5 Reasons Companies Fail in Launching New Products
Almost everyday weather you are driving down the road, in a local grocery store picking up a few things for dinner, or even sitting at home watching TV there is always a business trying to advertise there product to receive more sales. There are many reasons companies fail in launching new products. In having a successful product the needs of a precise protocol containing specific steps that identifies a well defined target market, specific customer’s needs, wants, and preferences; and what the product will be and do to satisfy customers. There are marketing reasons for new product failures that are factors from marketing and nonmarketing problems. Let’s look at 5 important reasons.

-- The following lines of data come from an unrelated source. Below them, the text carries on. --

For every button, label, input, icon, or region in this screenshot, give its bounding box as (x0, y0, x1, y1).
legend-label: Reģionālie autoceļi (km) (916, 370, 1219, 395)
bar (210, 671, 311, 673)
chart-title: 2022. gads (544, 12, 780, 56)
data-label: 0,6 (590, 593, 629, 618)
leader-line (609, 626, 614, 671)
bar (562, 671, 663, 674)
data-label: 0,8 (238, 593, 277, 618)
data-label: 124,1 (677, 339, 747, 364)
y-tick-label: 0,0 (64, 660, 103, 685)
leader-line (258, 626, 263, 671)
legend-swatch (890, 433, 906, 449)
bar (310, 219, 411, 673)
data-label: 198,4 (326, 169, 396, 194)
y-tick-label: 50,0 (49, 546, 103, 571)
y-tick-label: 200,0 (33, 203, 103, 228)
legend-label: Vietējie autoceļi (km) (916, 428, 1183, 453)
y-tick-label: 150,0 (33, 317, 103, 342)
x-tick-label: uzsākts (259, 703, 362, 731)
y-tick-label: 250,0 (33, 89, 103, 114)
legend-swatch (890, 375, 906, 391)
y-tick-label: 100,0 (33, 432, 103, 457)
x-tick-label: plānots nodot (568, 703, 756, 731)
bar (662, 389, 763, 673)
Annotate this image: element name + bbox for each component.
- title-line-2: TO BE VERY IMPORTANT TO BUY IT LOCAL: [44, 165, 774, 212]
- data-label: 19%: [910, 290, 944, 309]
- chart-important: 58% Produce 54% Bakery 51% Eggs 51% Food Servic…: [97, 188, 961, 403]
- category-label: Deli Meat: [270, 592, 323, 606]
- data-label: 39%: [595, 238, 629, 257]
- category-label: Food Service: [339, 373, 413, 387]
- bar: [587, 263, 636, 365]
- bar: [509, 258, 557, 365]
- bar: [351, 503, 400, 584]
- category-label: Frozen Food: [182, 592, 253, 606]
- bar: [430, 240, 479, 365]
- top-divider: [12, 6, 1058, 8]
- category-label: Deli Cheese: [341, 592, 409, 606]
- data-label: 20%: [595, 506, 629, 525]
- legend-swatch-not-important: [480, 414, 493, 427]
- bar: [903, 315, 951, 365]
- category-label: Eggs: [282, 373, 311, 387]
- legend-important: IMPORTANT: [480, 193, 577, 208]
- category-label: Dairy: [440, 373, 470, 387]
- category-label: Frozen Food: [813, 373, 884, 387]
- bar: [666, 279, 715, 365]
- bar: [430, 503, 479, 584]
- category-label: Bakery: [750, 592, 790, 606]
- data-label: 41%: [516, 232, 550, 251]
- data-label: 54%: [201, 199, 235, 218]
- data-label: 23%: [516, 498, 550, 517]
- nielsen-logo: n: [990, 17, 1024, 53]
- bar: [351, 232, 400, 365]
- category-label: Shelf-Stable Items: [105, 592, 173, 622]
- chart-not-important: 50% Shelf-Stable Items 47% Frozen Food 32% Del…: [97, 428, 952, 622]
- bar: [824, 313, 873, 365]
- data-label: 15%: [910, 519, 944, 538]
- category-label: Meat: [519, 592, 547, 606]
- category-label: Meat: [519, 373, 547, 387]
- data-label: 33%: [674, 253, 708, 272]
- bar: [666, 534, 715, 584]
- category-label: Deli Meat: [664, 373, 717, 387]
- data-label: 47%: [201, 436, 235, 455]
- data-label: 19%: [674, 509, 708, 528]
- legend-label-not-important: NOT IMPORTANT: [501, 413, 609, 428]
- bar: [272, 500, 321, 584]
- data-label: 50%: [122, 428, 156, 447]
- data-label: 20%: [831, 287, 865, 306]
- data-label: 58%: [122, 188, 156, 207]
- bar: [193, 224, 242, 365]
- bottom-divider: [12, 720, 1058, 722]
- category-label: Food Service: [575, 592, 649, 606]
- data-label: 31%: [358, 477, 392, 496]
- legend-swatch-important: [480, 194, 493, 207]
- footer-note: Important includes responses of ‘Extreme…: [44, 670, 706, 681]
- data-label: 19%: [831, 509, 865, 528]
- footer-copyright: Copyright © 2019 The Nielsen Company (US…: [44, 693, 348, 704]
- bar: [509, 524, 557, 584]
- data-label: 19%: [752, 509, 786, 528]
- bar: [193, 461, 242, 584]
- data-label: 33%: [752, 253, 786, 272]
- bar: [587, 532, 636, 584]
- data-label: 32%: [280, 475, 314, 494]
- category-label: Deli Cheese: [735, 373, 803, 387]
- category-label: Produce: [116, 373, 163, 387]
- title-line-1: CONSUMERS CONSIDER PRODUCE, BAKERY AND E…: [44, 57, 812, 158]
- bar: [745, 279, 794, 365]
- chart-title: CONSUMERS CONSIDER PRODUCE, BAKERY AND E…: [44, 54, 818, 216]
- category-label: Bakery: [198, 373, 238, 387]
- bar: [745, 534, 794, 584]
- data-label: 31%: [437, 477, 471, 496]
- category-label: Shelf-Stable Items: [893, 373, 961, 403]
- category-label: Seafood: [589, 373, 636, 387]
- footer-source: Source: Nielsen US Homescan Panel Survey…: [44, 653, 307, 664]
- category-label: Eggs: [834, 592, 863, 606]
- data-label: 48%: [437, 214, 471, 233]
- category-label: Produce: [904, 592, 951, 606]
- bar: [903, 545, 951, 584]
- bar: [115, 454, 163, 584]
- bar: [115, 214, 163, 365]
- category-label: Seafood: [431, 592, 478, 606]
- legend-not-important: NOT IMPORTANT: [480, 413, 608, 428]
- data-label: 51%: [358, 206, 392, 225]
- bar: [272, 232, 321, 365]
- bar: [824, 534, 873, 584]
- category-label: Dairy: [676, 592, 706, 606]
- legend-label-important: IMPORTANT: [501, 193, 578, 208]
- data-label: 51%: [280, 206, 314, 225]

- Insignificant point of difference
General Mills launched “Fingos” in the mid 1990’s. It was suppose to be a product where you could snack on without milk but instead the consumers didn’t see it that way. The product failed due to the fact not having a difference between potato chips and popcorn.
2. No economical access to buyers
This video is the perfect example of why new product failure is super easy due to the fact of existing products taking up all the shelf space. If you do get the opportunity of shelf space in a store it could cost up to millions of dollars, even if after spending millions your product is not guaranteed in making any profit. Your product must displace an existing product.Failure to meet enough sales for a requirement could get your product thrown off the shelves.
3. Not satisfying customer wants and needs
Just like any company they are looking to expand and grow there company. Colgate thought it would become a great idea to create frozen dinners. It didn’t grab alot of customers attention due to fact when you hear the word “Colgate” you think of toothpaste or mouth wash not frozen dinners. Many found it unappetizing.
4. Bad timing
Timing in launching a product could be just as crucial as product quality. The success of your product depends on the demands of the market at the time. Companies try to launch new products in the market that are similar to each other which is just gonna make customer choose of which is better. For example the Zune Vs Apple Ipod. Zune launched no longer after Apple but customers preferred Apple due to the fact it had more features.
5. Poor execution of the marketing mix: brand name, package, price, promotion, and distribution
This video is a great example of poor execution. Many marketing mixed pricing and promotions are found in cell phone companies. I don’t know about anyone else but I think cell phone companies are robbing everyone blind. They grasp your attention with promotions that only last up to a certain amount of time and once that time is up they raise your pricing up. If you are one of the unlucky ones there is nothing you can do, due to the fact you signed a contract. Not only that the hidden fees starts to add up.